Dans son article du 16 mai 2018, Jean-François Boisvert fait état d’une démarche de la ville de Campbellton visant à discipliner ses employés qui aiment trop parler, et ce en dehors de la boîte où ils sont probablement censés être enfermés. Aux yeux de l’employeur, les réseaux sociaux ne sont pas considérés comme étant un médium approprié pour débattre des enjeux sociaux touchant la ville de Campbellton.

Il est vrai qu’il y a des gens qui ont du mal à profiter de l’occasion pour se taire. Ils éprouvent le besoin d’exprimer leur point de vue sur toute question, de quelque nature qu’elle soit. En d’autres mots, ils aiment critiquer. Est-il maintenant illégal de critiquer, même sur les réseaux sociaux?
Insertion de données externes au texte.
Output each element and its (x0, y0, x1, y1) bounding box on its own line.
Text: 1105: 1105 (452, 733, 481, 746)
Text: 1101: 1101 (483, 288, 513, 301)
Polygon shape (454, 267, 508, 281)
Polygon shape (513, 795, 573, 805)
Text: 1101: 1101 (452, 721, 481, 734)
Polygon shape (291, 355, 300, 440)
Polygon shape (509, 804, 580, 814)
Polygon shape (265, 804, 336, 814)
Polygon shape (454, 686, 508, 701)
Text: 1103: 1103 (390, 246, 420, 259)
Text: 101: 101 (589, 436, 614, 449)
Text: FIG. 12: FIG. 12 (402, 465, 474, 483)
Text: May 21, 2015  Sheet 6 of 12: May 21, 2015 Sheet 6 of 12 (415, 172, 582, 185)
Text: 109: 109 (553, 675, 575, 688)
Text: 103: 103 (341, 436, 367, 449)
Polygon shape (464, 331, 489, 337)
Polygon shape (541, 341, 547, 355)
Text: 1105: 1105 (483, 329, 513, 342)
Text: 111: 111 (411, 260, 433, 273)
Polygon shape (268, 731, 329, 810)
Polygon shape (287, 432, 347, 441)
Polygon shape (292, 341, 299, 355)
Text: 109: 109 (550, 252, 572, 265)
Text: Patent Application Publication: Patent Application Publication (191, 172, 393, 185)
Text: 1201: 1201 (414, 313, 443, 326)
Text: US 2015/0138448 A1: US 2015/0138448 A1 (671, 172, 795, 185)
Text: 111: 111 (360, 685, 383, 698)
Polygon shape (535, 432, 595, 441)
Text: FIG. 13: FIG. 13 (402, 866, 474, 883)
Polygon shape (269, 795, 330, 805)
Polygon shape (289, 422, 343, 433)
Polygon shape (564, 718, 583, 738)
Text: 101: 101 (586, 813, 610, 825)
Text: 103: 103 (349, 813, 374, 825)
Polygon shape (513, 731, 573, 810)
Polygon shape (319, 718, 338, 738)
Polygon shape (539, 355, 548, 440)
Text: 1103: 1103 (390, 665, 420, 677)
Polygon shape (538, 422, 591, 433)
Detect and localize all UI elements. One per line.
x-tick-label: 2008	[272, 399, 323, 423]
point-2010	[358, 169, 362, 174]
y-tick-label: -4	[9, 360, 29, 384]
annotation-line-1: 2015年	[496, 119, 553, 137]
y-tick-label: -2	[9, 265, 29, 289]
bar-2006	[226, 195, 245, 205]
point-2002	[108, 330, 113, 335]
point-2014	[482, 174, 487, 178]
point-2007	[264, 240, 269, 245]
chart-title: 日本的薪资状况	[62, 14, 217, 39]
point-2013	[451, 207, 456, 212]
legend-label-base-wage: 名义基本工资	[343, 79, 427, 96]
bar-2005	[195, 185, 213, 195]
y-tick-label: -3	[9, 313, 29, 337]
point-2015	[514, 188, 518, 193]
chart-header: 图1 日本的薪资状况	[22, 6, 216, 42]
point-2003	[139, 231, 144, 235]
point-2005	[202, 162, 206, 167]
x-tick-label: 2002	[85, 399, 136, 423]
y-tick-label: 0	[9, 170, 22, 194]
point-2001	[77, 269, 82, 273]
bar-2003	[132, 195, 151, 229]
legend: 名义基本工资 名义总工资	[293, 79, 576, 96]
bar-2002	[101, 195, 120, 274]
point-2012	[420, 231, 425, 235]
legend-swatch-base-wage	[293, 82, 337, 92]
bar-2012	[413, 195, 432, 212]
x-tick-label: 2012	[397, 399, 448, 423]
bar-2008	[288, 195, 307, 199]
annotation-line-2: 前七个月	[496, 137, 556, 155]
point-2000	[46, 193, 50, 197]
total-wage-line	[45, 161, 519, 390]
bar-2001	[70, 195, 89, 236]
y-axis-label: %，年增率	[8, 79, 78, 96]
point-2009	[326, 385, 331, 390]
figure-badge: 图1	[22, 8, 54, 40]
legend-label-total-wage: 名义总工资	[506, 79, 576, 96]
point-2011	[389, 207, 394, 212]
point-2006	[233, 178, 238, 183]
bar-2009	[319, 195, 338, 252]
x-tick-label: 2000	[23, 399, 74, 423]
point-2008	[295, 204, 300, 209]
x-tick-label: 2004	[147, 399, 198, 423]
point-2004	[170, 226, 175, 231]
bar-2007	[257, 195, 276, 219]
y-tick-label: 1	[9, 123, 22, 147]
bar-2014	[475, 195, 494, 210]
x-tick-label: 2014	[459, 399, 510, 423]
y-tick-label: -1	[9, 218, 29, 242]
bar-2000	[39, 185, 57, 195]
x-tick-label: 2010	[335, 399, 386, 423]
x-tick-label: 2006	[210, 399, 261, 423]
«Les critiques constructives sont toujours les bienvenues», clame-t-on. Cependant, faut-il commencer à soumettre ses critiques à l’approbation d’une tierce personne avant de les divulguer? La critique est-elle constructive, si et seulement si elle approuve un point de vue? Si oui, ne court-on pas le risque de museler consciemment ou inconsciemment tous ceux qui ont des opinions différentes de celles populaires? Ce faisant, ne serait-on pas en train de porter entorse à l’une des valeurs fondamentales du Canada, celle de la liberté d’expression?

La démarche de la ville de Campbellton serait qualifiée de liberticide sous d’autres cieux. On l’aurait trouvée anormale, si pareille chose s’était produite en Russie, en Chine, etc. Il est important de mentionner que cette démarche ne constitue pas un cas isolé. Beaucoup d’institutions, tant privées que provinciales, voire fédérales, y ont recours. Il ne reste qu’à autoriser les employeurs à vérifier ce que leurs employés mangent en dehors du lieu de travail, histoire de s’assurer qu’ils n’ont pas d’embonpoint. On dirait qu’on a de plus en plus peur de la liberté d’expression, et on s’ingénie à trouver tous les arguments possibles pour justifier cette peur.